It's not about you
Regarding women "baiting" men ("Mr. Wrong," Letters, 12/9/11): Young women in particular follow fashion fads so as not to be thought unstylish or prudish by their peers, mainly other young women. Perk up your ears, guys. Women's clothing is not about you. Short skirts, low necklines and bare midriffs are not invitations to have sex with you. If a woman's interested in you, she'll let you know. Until then, keep your hands off, don't crowd our physical space, and don't comment on our looks or push for sex or attention.
You give yourselves away when you say U.S. women are "permitted to flaunt their sexuality with seductive clothing as well as sexually suggestive behaviors" (perhaps by smiling, sharing a seat with you on a crowded bus, or not keeping our knees clamped tightly together at all times?). You share the attitude of men in repressive countries, where men dictate what women are permitted to wear so as not to tempt poor helpless males to commit rape.
We would like to discourage Mr. Rathmann and Mr. Glickman from believing (and acting on) their fantasies. Women dress for many reasons - to attract a man, or to attract a woman, or to annoy parents, or because nothing else in the closet is clean. Predicating your behavior on your assumptions (fantasies of another's intent as "revealed" by their clothes or actions) can set you up to hurt yourself as you hurt another. Easily throwing around phrases like "flaunting their sexuality" and "sexually suggestive behaviors" should be a dangerous self-warning. If two people both want sex with one another, that desire can melt steel. If only one wants sex, having deluded himself that his desire is shared, the result can be disastrous, as sex turns to sexual assault.
The process you describe, by which "men are condemned if they respond to these baitings by women, unless the response is by that particular man the woman is fishing for," is a result of women taking agency over their bodies and their sexual expression, which is fully their right. It's a sea change that is long overdue.

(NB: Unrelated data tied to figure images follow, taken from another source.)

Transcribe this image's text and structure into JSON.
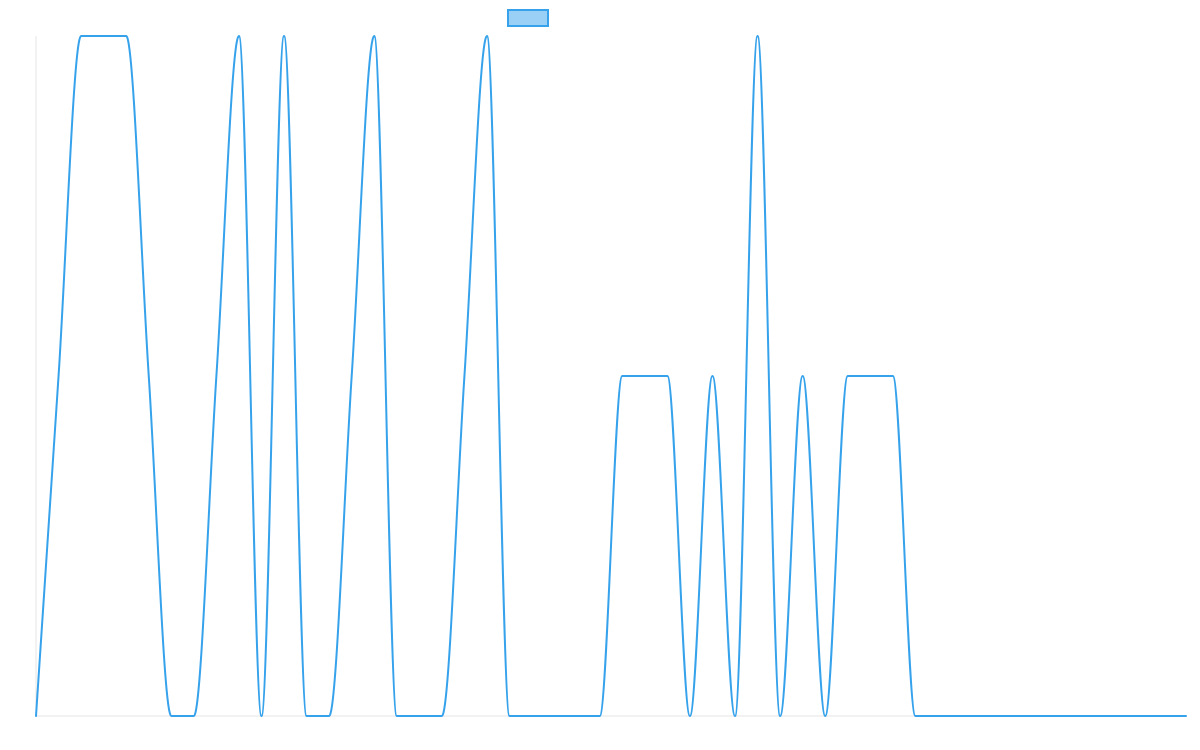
{
  "chart_data": {
    "type": "line",
    "title": "",
    "xlabel": "",
    "ylabel": "",
    "ylim": [
      0,
      1
    ],
    "grid": false,
    "legend": {
      "placement": "top-center",
      "entries": [
        ""
      ]
    },
    "x": [
      0,
      1,
      2,
      3,
      4,
      5,
      6,
      7,
      8,
      9,
      10,
      11,
      12,
      13,
      14,
      15,
      16,
      17,
      18,
      19,
      20,
      21,
      22,
      23,
      24,
      25,
      26,
      27,
      28,
      29,
      30,
      31,
      32,
      33,
      34,
      35,
      36,
      37,
      38,
      39,
      40,
      41,
      42,
      43,
      44,
      45,
      46,
      47,
      48,
      49,
      50,
      51
    ],
    "series": [
      {
        "name": "",
        "color": "#36a2eb",
        "fill": "#9ad0f5",
        "values": [
          0,
          0.5,
          1,
          1,
          1,
          0.5,
          0,
          0,
          0.5,
          1,
          0,
          1,
          0,
          0,
          0.5,
          1,
          0,
          0,
          0,
          0.5,
          1,
          0,
          0,
          0,
          0,
          0,
          0.5,
          0.5,
          0.5,
          0,
          0.5,
          0,
          1,
          0,
          0.5,
          0,
          0.5,
          0.5,
          0.5,
          0,
          0,
          0,
          0,
          0,
          0,
          0,
          0,
          0,
          0,
          0,
          0,
          0
        ]
      }
    ]
  }
}
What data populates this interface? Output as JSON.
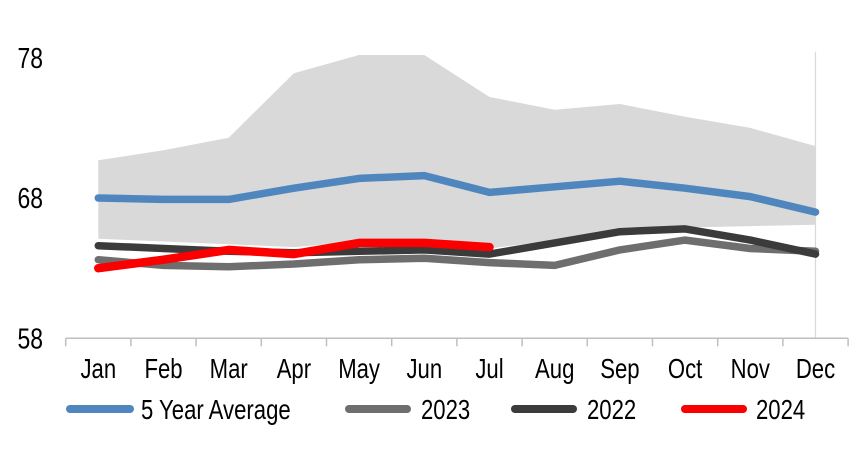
{
  "chart_data": {
    "type": "line",
    "title": "",
    "categories": [
      "Jan",
      "Feb",
      "Mar",
      "Apr",
      "May",
      "Jun",
      "Jul",
      "Aug",
      "Sep",
      "Oct",
      "Nov",
      "Dec"
    ],
    "y_ticks": [
      78,
      68,
      58
    ],
    "ylim": [
      58,
      78.5
    ],
    "grid": false,
    "legend_position": "bottom",
    "band": {
      "name": "5-year-range-band",
      "color": "#d9d9d9",
      "top": [
        70.7,
        71.4,
        72.3,
        76.9,
        78.2,
        78.2,
        75.2,
        74.3,
        74.7,
        73.8,
        73.0,
        71.7
      ],
      "bottom": [
        65.1,
        64.9,
        64.7,
        64.5,
        64.9,
        64.9,
        64.4,
        65.0,
        65.5,
        65.9,
        66.0,
        66.1
      ]
    },
    "series": [
      {
        "name": "5 Year Average",
        "color": "#4f86bd",
        "width": 7.5,
        "values": [
          68.0,
          67.9,
          67.9,
          68.7,
          69.4,
          69.6,
          68.4,
          68.8,
          69.2,
          68.7,
          68.1,
          67.0
        ]
      },
      {
        "name": "2023",
        "color": "#6e6e6e",
        "width": 7.5,
        "values": [
          63.6,
          63.2,
          63.1,
          63.3,
          63.6,
          63.7,
          63.4,
          63.2,
          64.3,
          65.0,
          64.4,
          64.2
        ]
      },
      {
        "name": "2022",
        "color": "#3b3b3b",
        "width": 7.5,
        "values": [
          64.6,
          64.4,
          64.2,
          64.1,
          64.2,
          64.3,
          64.0,
          64.8,
          65.6,
          65.8,
          65.0,
          64.0
        ]
      },
      {
        "name": "2024",
        "color": "#fb0000",
        "width": 8.5,
        "values": [
          63.0,
          63.6,
          64.3,
          64.0,
          64.8,
          64.8,
          64.5
        ]
      }
    ],
    "axis_color": "#bfbfbf",
    "gridline_color": "#d9d9d9",
    "text_color": "#000000"
  }
}
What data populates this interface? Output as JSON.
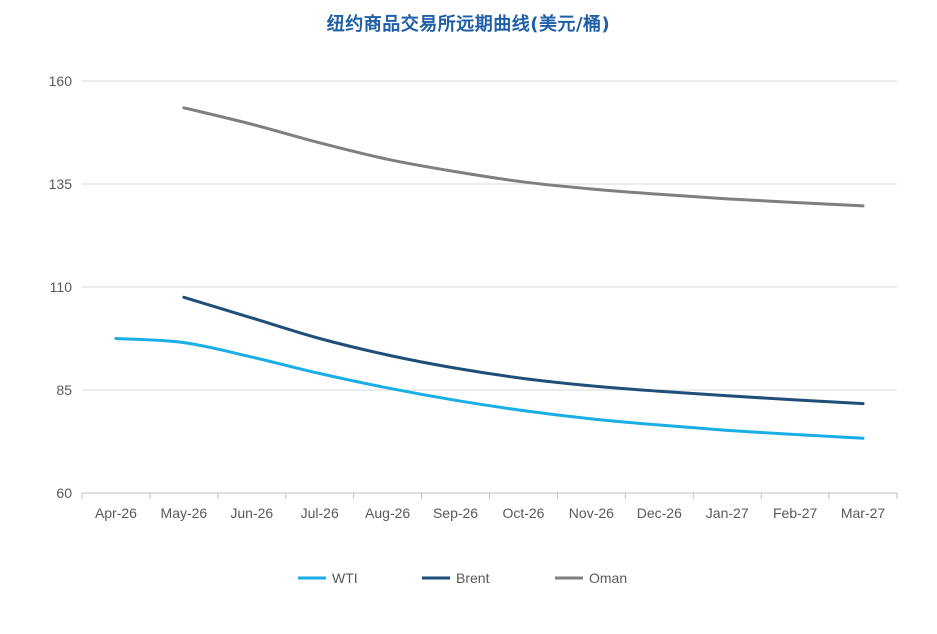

Stephen Montagna, Joseph Weinberg, Men Stopping Rape
The down escalator
Larry Kaufmann ("The Occupy Movement Has It Wrong," 12/16/11) would have us believe that all is well with economic mobility in the U.S., citing analyses from the Pew Economic Mobility Project. However, to actually quote from Pew's findings on absolute economic mobility for men in the U.S.: "There has been no progress at all for the youngest generation. As a group, they have on average 12% less income than their fathers' generation at the same age. This suggests the up-escalator that has historically ensured that each generation would do better than the last may not be working very well." Moreover, "the main reason that family incomes have risen is that more women have gone to work, buttressing the incomes of men by adding a second earner to the family. And, as with male income, the trend is downward."
In addition, the analysis that Kaufmann cites utilizes data from 1968 to 2006. Studies from the Federal Reserve Banks of Chicago and Boston show a decline in economic mobility coinciding with the "Reagan Revolution." From the Federal Reserve Bank of Chicago analysis: "We find that mobility increased from 1950 to 1980 but has declined sharply since 1980." Inclusion of data from the earlier period inflates the mobility statistics Kaufmann provides.
Larry Kaufmann cites data from the Pew project up to 2006, completely ignoring that it was one year before the economic meltdown fully hit and people began to realize the emperor was indeed wearing no clothes. The key findings of the project suggest that, while middle-class adults remain somewhat optimistic about the future, the elements that they have identified as the foundations for promoting general upward mobility (jobs, housing, education, health care) have been eroded in recent years for the average American family, and government should be doing more to support them.
Consulting Kaufmann's source, the Pew Charitable Trust website, under "Mobility Project" we read headlines "about why the U.S. ranked worst for economic mobility among other countries" and "the difficulties that members of the middle class have moving up (or even keeping their current position) the economic ladder."
One way to square Kaufmann's rosy circle that mobility "is the key measure for assessing whether economic welfare is improving" is to note that the data begin with those who were children in 1968. How would the data look if they began with those who were children in 1978, 1988 or 1998?
Kaufmann reduces the Occupy movement to concerns about income distribution and mobility. But the movement is better understood as being concerned with wresting our democracy from corporate and moneyed interests, slowing the degradation of Mother Earth, curtailing U.S. militarism, and building anew a world of justice and equity.